17 AUGUST 1974, Page 27

Writing on the Wall...Street

Charles R. Stahl

Nicholas Davenport, writing in the July 13 issue of The Spectator, was kind enough to draw the attention of his readers to this column which usually appears twice a month on the backside of Nicholas's page. The chief Spectator must have arranged this so that our columns may scratch their respective backs rather than to let the writers do the scratching. . . . Be that as it may, we accept Nicholas's challenge and bet him one golden Kruger Rand that at least before this year is over, and not later than the second quarter of 1975, our statement which Nicholas Davenport found wanting . . . will prove to have been justified by hindsight. The countdown starts now, and as poeple in those democratic lands of ours like to say, "Let the better judgement win . . . ." .

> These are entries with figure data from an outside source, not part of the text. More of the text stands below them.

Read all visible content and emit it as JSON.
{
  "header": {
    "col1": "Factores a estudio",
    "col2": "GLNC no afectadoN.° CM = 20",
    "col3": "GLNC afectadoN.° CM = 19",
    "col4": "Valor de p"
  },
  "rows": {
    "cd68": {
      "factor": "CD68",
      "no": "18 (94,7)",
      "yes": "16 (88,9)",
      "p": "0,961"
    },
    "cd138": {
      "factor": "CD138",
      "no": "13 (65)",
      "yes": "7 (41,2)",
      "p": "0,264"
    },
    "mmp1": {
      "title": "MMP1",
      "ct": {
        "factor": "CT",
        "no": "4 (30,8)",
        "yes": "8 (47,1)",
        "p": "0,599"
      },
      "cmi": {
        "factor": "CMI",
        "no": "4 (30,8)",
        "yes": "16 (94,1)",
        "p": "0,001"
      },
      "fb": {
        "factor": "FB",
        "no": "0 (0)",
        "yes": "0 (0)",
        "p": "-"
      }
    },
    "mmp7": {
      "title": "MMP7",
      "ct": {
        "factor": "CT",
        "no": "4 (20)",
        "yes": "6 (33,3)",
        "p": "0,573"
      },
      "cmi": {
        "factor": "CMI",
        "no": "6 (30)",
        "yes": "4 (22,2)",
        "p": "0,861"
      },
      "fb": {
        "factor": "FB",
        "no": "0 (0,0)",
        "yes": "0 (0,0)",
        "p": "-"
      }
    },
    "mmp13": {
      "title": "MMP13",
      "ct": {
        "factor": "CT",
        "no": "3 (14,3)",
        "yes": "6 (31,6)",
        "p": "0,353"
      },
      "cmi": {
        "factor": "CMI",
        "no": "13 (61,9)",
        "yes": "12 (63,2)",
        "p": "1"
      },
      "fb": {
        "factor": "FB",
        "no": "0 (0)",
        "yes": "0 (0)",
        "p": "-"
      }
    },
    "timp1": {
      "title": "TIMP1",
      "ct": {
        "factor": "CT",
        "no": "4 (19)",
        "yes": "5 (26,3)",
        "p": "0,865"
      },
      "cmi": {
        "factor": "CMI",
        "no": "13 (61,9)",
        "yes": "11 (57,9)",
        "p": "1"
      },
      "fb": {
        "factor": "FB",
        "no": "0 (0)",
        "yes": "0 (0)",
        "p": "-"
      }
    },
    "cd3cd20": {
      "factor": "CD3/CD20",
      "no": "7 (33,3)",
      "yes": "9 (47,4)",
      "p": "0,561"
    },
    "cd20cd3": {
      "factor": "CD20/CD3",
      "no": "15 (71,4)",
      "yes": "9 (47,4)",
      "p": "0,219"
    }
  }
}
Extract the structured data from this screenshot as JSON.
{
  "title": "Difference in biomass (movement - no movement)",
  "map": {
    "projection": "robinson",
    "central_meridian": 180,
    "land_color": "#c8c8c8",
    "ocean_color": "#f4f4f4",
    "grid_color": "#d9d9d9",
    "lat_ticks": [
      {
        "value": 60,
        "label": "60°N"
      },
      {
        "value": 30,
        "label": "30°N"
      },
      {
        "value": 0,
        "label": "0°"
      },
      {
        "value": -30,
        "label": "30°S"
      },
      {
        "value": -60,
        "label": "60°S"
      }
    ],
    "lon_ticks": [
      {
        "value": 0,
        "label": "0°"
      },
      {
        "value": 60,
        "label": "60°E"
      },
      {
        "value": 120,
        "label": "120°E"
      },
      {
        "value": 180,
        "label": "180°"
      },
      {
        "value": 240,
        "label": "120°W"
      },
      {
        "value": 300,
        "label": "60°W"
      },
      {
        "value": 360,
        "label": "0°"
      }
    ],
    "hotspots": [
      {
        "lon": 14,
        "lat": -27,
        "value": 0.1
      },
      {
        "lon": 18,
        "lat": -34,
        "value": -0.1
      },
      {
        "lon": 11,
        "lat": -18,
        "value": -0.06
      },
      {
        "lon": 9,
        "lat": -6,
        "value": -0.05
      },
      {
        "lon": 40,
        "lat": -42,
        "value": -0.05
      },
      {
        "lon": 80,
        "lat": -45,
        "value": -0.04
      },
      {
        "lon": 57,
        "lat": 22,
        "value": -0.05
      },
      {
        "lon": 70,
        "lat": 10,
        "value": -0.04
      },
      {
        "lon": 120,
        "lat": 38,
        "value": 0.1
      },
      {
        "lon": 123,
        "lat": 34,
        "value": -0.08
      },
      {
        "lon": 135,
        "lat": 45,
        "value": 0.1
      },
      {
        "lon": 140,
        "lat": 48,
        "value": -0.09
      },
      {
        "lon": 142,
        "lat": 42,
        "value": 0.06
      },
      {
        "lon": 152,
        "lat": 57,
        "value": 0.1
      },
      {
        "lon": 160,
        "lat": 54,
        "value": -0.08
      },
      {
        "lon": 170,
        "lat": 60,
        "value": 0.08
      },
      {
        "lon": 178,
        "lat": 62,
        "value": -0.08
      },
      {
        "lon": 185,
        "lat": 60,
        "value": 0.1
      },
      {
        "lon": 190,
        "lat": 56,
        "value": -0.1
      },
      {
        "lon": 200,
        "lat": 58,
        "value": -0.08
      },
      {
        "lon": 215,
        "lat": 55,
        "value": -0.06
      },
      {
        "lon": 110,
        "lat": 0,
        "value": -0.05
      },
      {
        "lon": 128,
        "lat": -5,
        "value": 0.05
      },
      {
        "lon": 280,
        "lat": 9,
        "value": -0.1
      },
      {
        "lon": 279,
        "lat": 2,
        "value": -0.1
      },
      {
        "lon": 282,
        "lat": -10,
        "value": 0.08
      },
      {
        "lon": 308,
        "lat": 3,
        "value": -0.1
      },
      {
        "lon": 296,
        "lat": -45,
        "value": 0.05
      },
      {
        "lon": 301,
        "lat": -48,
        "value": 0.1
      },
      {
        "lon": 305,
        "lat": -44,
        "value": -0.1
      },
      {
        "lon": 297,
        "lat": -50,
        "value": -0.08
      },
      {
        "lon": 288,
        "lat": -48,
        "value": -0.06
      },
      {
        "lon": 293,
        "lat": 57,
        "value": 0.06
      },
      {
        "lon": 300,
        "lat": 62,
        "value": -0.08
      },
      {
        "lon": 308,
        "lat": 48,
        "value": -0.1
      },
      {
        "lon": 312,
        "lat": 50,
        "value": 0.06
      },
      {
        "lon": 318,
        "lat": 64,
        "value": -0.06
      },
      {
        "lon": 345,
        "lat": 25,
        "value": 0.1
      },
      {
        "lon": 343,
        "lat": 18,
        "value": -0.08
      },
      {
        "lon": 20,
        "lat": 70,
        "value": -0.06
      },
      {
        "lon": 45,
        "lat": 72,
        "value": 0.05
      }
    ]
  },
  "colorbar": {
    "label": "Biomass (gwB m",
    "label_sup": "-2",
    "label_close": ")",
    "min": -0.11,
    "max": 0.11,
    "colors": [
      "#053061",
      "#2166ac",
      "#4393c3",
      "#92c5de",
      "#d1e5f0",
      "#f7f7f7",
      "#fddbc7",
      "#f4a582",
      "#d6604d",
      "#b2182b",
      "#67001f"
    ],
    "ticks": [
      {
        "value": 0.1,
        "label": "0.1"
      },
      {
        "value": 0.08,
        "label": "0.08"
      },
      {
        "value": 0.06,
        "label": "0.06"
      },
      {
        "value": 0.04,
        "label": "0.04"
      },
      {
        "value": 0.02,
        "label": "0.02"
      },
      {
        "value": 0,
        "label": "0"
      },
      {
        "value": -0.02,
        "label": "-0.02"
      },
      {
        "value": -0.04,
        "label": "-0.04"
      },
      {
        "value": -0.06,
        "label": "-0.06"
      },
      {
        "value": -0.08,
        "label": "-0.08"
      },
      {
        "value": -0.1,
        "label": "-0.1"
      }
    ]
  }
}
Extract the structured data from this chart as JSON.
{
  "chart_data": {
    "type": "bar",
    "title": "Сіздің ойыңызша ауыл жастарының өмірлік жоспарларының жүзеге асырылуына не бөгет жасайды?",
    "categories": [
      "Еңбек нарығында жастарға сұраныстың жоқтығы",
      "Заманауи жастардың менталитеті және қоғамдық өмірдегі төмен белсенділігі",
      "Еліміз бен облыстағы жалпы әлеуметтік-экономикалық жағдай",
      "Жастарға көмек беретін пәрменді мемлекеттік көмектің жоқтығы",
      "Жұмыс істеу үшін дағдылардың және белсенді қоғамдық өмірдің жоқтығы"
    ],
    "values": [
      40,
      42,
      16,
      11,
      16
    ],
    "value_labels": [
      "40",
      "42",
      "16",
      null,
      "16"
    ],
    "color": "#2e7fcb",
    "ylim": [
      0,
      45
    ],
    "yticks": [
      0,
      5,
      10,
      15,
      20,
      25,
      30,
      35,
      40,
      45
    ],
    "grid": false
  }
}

The six iffy 'I's, question marks which overhang Wall Street and other investing canyons (or should it read abysses?), are as follows: inflation, impeachment, insolvency, interest rates, international money market and imbalances in the balance of payments. We submit that even a slight improvement in any of the six Ts will cause a rally in stock prices on Wall Street, a rally which will ultimately make a roaring bull out of every sheep in the investing flock. We don't know of any bull market that started in time of a booming economy. At present the US is sailing through the second consecutive quarter of a declining gross national product as measured in constant dollars. This is an absolute yardstick for a recession as defined in all economic textbooks. And recessions historically provide the best opportunity to invest in equities. Market psychology taught us that one should buy on weakness and sell into strength. The greater the weakness, the greater the chances for ultimate profit. And since no one can deny that the weakness in the stock market at present is real, the time to buy is now. Not only do we consider the US stock market to be on the verge of a bull move, but the same applies, in our opinion, to other Western world bourses.

During our recent visit to London when the gold price was hovering around the $170 to $180 level, every bullion dealer in town and his Swiss confederate were telling all who wished to listen that gold would be over $200 in no time. We didn't think so and suggested that the next move will bring the price of gold to the $125 to $130 area. We based our suggestion on the Contrary Opinion Theory which says that when everybody thinks alike, the time is right to look in the opposite direction. Nota bene, on current weakness we believe gold is a good buy, but when it approaches or exceeds its previous high, one may wave gold goodbye again. Precisely the same theory — to think in the opposite direction to the crowd — applies to the stock market where everybody now is gloomy, including our illustrious colleague, Nicholas Davenport.

Oharles Stahl is publisher of Green's Commodity Market Comments and President of Economic News Agency.